More than 600 protesters blocked a major highway in Islamabad for several hours during the Monday morning rush hour, burning tyres and causing long tailbacks, an AFP photographer said.

Later around 2,000 people gathered to protest outside parliament.

Christian leaders from around the world joined in the condemnation of the attacks:

The Pope, the Archbishop of Canterbury and the head of the World Council of Churches have expressed shock and sadness at the killing of up to 150 people at a church in Pakistan by suicide bombers. At the same time Christians affected have expressed anger that the Pakistan government did not offer better protection against such violence.

News agency reports put the death toll on Monday at 85 from the suicide bombing at the 130-year-old All Saints Chruch, but the Anglican Communion News Service said 150 people were killed.

The attack in the city of Peshawar occurred as worshippers were leaving the main Sunday service.
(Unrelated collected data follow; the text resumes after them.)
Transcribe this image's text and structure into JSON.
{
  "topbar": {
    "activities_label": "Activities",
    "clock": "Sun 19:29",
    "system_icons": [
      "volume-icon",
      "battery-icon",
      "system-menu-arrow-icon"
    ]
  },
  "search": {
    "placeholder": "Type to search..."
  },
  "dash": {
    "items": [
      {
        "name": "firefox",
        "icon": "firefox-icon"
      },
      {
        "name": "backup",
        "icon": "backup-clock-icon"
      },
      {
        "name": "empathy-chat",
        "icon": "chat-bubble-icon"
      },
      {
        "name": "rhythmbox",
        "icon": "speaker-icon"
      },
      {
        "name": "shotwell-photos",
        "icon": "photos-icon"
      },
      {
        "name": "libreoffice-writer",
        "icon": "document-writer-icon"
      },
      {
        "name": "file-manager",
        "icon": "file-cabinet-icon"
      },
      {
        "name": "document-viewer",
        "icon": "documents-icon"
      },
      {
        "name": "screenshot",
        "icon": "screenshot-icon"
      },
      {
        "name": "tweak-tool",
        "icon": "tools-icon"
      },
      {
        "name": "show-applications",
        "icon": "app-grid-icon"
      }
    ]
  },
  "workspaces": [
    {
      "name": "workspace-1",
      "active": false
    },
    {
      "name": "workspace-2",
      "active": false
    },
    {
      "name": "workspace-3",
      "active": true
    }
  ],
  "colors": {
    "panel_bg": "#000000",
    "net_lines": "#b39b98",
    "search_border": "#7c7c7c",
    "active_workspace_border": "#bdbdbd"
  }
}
All Saints is part of the Church of Pakistan, a united church, which is part of the Anglican Communion and a member of the World Methodist Council as well as belonging to the World Council of Churches.

On one of the main roads coming into the capital, Islamabad, demonstrators burned brush and tyres and demanded government protection for the members of the Christian minority, Sky News reported Monday.

Pakistan already provides some police protection for Christian churches, CBS reports, but it hasn’t been enough:

Churches and other places important to the Christian community in Peshawar have been given extra security, said Khan, the police official.

But this has not been sufficient to appease angry Christians in Pakistan, who want the government to take even stronger steps to protect them.

Many churches, as well as mosques and other religious institutions, already receive some type of police protection although many Christians say that is too little. A police officer who was supposed to be protecting the church where the suicide bombers attacked Sunday was killed in the incident.

Until Pakistan deals with its extremist problem — one which it encouraged for its policies in Afghanistan and Kashmir — the Christians in Pakistan will continue to be vulnerable no matter how many police officers get put in front of the churches.  That is the truth of the situation, and the plight of Christians throughout the region.